Report et différentiel de taux — pas une exonération
Tout le reste du guide découle de ce point. Gagner beaucoup mais vivre avec une fraction de son revenu : là, la société devient une vraie machine à capitaliser à taux réduit. Si vous consommez l'intégralité de votre bénéfice, elle ne fait qu'empiler des coûts. Entre les deux, le calcul mérite d'être posé — et c'est l'objet de ce comparatif.
Imposé sur tout, ou seulement sur ce qu'on se verse
La différence fondamentale entre le BNC et la société n'est pas un taux : c'est l'assiette. Sur quoi êtes-vous imposé ? Tout est là.
BNC au réel — imposé sur TOUT le bénéfice
Que vous viviez avec 60 000 € ou 200 000 €, c'est l'intégralité du bénéfice de votre activité d'architecte qui supporte l'IR au barème (jusqu'à 45 %) et les cotisations CNAVPL + CIPAV, l'année où il est dégagé. La part que vous laissez sur votre compte pour épargner a déjà été imposée au maximum. Vous n'avez aucun levier sur l'assiette.
Société à l'IS — imposé sur ce que vous VOUS VERSEZ
La société d'architecture paie l'IS (15 % jusqu'à 42 500 €, puis 25 %). Vous n'êtes imposé à l'IR que sur votre rémunération, et au PFU 31,4 % sur les dividendes que vous décidez de sortir. Le bénéfice non distribué reste dans la société, faiblement taxé, et continue à travailler (trésorerie placée, voir §11). Vous pilotez l'assiette.
| Barème IR 2026 (art. 197 CGI) | Taux | Barème IS PME (art. 219 I-b) | Taux |
|---|---|---|---|
| Jusqu'à 11 600 € | 0 % | Bénéfice ≤ 42 500 € | 15 % |
| De 11 600 à 29 579 € | 11 % | Bénéfice > 42 500 € | 25 % |
| De 29 579 à 84 577 € | 30 % | — | — |
| De 84 577 à 181 917 € | 41 % | — | — |
| Au-delà de 181 917 € | 45 % | — | — |
Posez les deux barèmes l'un en face de l'autre : l'écart saute aux yeux. Sur la part de bénéfice que vous laissez dans la société, vous passez d'un taux marginal de 41 ou 45 % à un taux d'IS de 15 % (jusqu'à 42 500 €) puis 25 %. C'est ce différentiel, appliqué au bénéfice non consommé, qui finance l'intérêt de la bascule.

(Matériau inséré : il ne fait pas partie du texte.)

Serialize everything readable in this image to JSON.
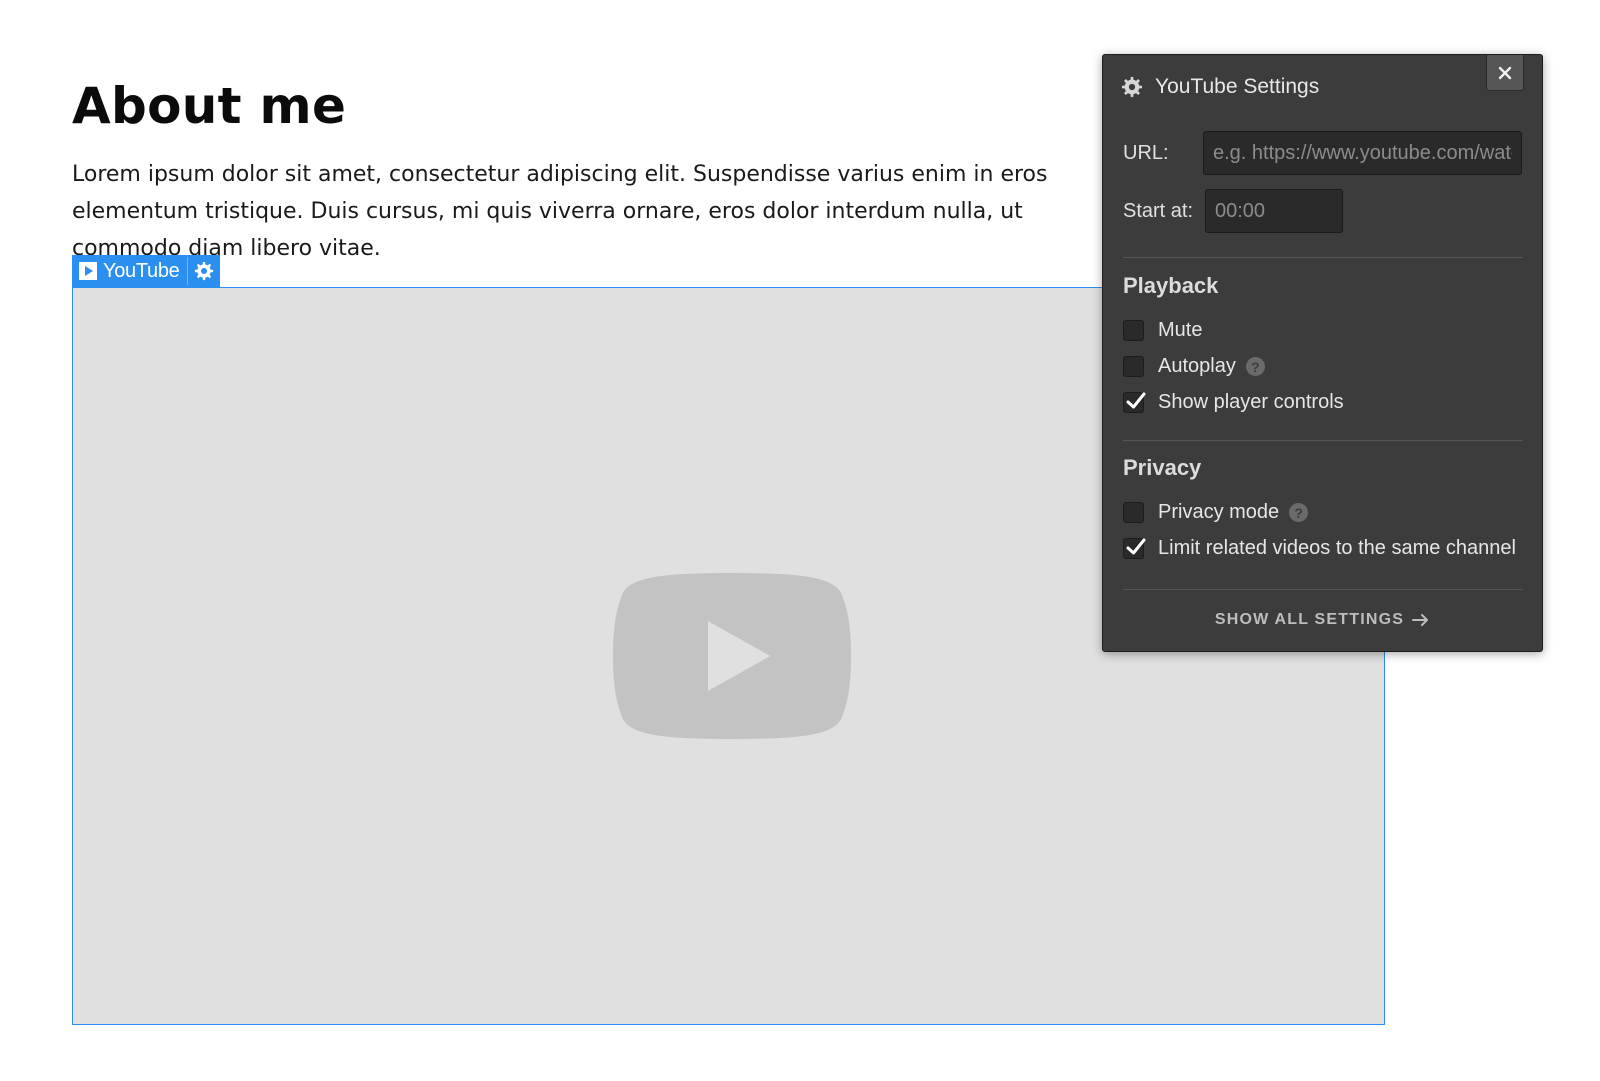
{
  "page": {
    "heading": "About me",
    "paragraph": "Lorem ipsum dolor sit amet, consectetur adipiscing elit. Suspendisse varius enim in eros elementum tristique. Duis cursus, mi quis viverra ornare, eros dolor interdum nulla, ut commodo diam libero vitae."
  },
  "element_toolbar": {
    "name": "YouTube",
    "icon": "youtube-element-icon",
    "settings_icon": "gear-icon",
    "accent_color": "#2b8ff0"
  },
  "video": {
    "placeholder_icon": "youtube-play-logo",
    "background_color": "#e0e0e0"
  },
  "settings_panel": {
    "title": "YouTube Settings",
    "title_icon": "gear-icon",
    "close_icon": "close-icon",
    "url_label": "URL:",
    "url_placeholder": "e.g. https://www.youtube.com/watch?v=",
    "url_value": "",
    "start_label": "Start at:",
    "start_placeholder": "00:00",
    "start_value": "",
    "playback": {
      "title": "Playback",
      "options": [
        {
          "label": "Mute",
          "checked": false,
          "help": false
        },
        {
          "label": "Autoplay",
          "checked": false,
          "help": true
        },
        {
          "label": "Show player controls",
          "checked": true,
          "help": false
        }
      ]
    },
    "privacy": {
      "title": "Privacy",
      "options": [
        {
          "label": "Privacy mode",
          "checked": false,
          "help": true
        },
        {
          "label": "Limit related videos to the same channel",
          "checked": true,
          "help": false
        }
      ]
    },
    "help_glyph": "?",
    "show_all_label": "SHOW ALL SETTINGS",
    "show_all_icon": "arrow-right-icon"
  }
}
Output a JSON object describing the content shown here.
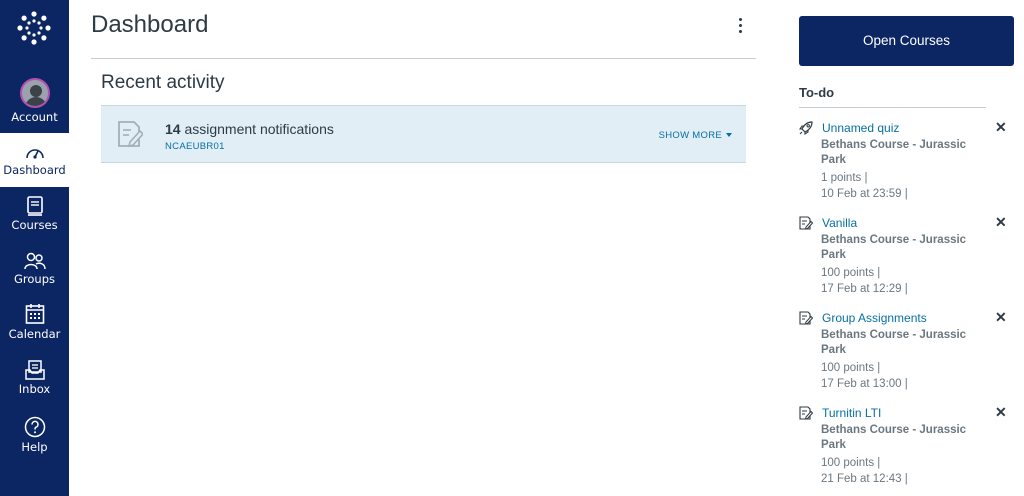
{
  "nav": {
    "items": [
      {
        "label": "Account",
        "icon": "avatar"
      },
      {
        "label": "Dashboard",
        "icon": "dashboard-icon"
      },
      {
        "label": "Courses",
        "icon": "courses-icon"
      },
      {
        "label": "Groups",
        "icon": "groups-icon"
      },
      {
        "label": "Calendar",
        "icon": "calendar-icon"
      },
      {
        "label": "Inbox",
        "icon": "inbox-icon"
      },
      {
        "label": "Help",
        "icon": "help-icon"
      }
    ],
    "active": "Dashboard",
    "bg_color": "#0c2663"
  },
  "main": {
    "title": "Dashboard",
    "recent_heading": "Recent activity",
    "notification": {
      "count": "14",
      "text": " assignment notifications",
      "code": "NCAEUBR01",
      "show_more": "SHOW MORE"
    }
  },
  "sidebar": {
    "open_courses": "Open Courses",
    "todo_heading": "To-do",
    "todos": [
      {
        "icon": "rocket-quiz-icon",
        "title": "Unnamed quiz",
        "course": "Bethans Course - Jurassic Park",
        "points": "1 points  |",
        "date": "10 Feb at 23:59  |"
      },
      {
        "icon": "assignment-icon",
        "title": "Vanilla",
        "course": "Bethans Course - Jurassic Park",
        "points": "100 points  |",
        "date": "17 Feb at 12:29  |"
      },
      {
        "icon": "assignment-icon",
        "title": "Group Assignments",
        "course": "Bethans Course - Jurassic Park",
        "points": "100 points  |",
        "date": "17 Feb at 13:00  |"
      },
      {
        "icon": "assignment-icon",
        "title": "Turnitin LTI",
        "course": "Bethans Course - Jurassic Park",
        "points": "100 points  |",
        "date": "21 Feb at 12:43  |"
      }
    ],
    "close_glyph": "✕"
  }
}
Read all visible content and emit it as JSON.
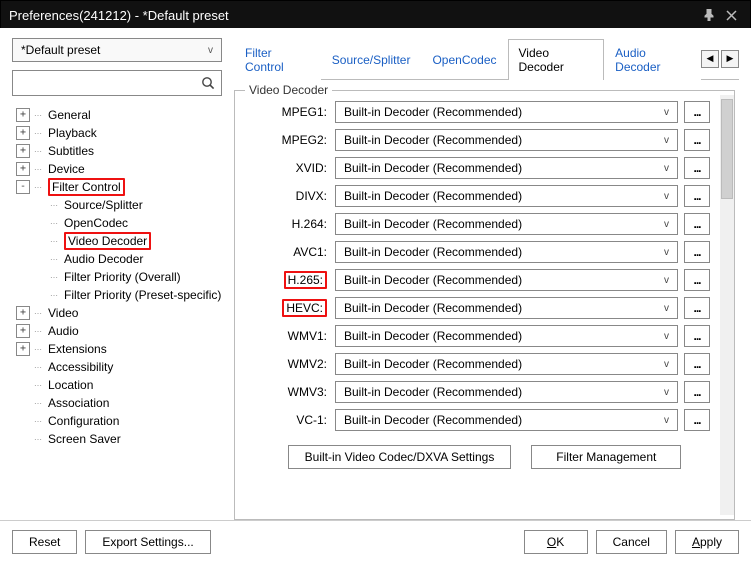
{
  "window": {
    "title": "Preferences(241212) - *Default preset"
  },
  "preset": {
    "selected": "*Default preset"
  },
  "search": {
    "value": ""
  },
  "tree": {
    "items": [
      {
        "label": "General",
        "expander": "+"
      },
      {
        "label": "Playback",
        "expander": "+"
      },
      {
        "label": "Subtitles",
        "expander": "+"
      },
      {
        "label": "Device",
        "expander": "+"
      },
      {
        "label": "Filter Control",
        "expander": "-",
        "hl": true,
        "children": [
          {
            "label": "Source/Splitter"
          },
          {
            "label": "OpenCodec"
          },
          {
            "label": "Video Decoder",
            "hl": true
          },
          {
            "label": "Audio Decoder"
          },
          {
            "label": "Filter Priority (Overall)"
          },
          {
            "label": "Filter Priority (Preset-specific)"
          }
        ]
      },
      {
        "label": "Video",
        "expander": "+"
      },
      {
        "label": "Audio",
        "expander": "+"
      },
      {
        "label": "Extensions",
        "expander": "+"
      },
      {
        "label": "Accessibility",
        "expander": ""
      },
      {
        "label": "Location",
        "expander": ""
      },
      {
        "label": "Association",
        "expander": ""
      },
      {
        "label": "Configuration",
        "expander": ""
      },
      {
        "label": "Screen Saver",
        "expander": ""
      }
    ]
  },
  "tabs": {
    "items": [
      {
        "label": "Filter Control"
      },
      {
        "label": "Source/Splitter"
      },
      {
        "label": "OpenCodec"
      },
      {
        "label": "Video Decoder",
        "active": true
      },
      {
        "label": "Audio Decoder"
      }
    ]
  },
  "fieldset": {
    "legend": "Video Decoder"
  },
  "decoders": [
    {
      "codec": "MPEG1:",
      "value": "Built-in Decoder (Recommended)"
    },
    {
      "codec": "MPEG2:",
      "value": "Built-in Decoder (Recommended)"
    },
    {
      "codec": "XVID:",
      "value": "Built-in Decoder (Recommended)"
    },
    {
      "codec": "DIVX:",
      "value": "Built-in Decoder (Recommended)"
    },
    {
      "codec": "H.264:",
      "value": "Built-in Decoder (Recommended)"
    },
    {
      "codec": "AVC1:",
      "value": "Built-in Decoder (Recommended)"
    },
    {
      "codec": "H.265:",
      "value": "Built-in Decoder (Recommended)",
      "hl": true
    },
    {
      "codec": "HEVC:",
      "value": "Built-in Decoder (Recommended)",
      "hl": true
    },
    {
      "codec": "WMV1:",
      "value": "Built-in Decoder (Recommended)"
    },
    {
      "codec": "WMV2:",
      "value": "Built-in Decoder (Recommended)"
    },
    {
      "codec": "WMV3:",
      "value": "Built-in Decoder (Recommended)"
    },
    {
      "codec": "VC-1:",
      "value": "Built-in Decoder (Recommended)"
    }
  ],
  "buttons": {
    "dxva": "Built-in Video Codec/DXVA Settings",
    "filterMgmt": "Filter Management",
    "reset": "Reset",
    "export": "Export Settings...",
    "ok": "OK",
    "cancel": "Cancel",
    "apply": "Apply"
  },
  "more": "..."
}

Pour bien saisir : deux architectes, le même bénéfice, deux assiettes
Le seuil de l'IS réduit, c'est 42 500 € — pas 100 000 €
Le cadre architecte : loi 77-2, Ordre et détention du capital
Avant de comparer les chiffres, votre profession a une particularité que n'ont pas tous les libéraux. L'architecte est une profession libérale réglementée, inscrite à l'Ordre des architectes (loi n° 77-2 du 3 janvier 1977), mais ce n'est pas un officier ministériel : il n'y a ni droit de présentation, ni finance d'office. Quand vous vendez, vous cédez librement votre clientèle / votre agence(fonds libéral) — c'est une plus-value professionnelle, traitée au §11.
Surtout, contrairement à certaines professions médicales, l'architecte n'est pas obligé de passer par une SEL. La loi 77-2 (article 13) autorise l'exercice en société d'architecture sous des formes de droit commun (SARL, SAS, voire SCP) commesous forme de société d'exercice libéral (SELARL, SELAS), à l'impôt sur les sociétés.
À retenir
Les conditions de la société d'architecture (loi 77-2, art. 13)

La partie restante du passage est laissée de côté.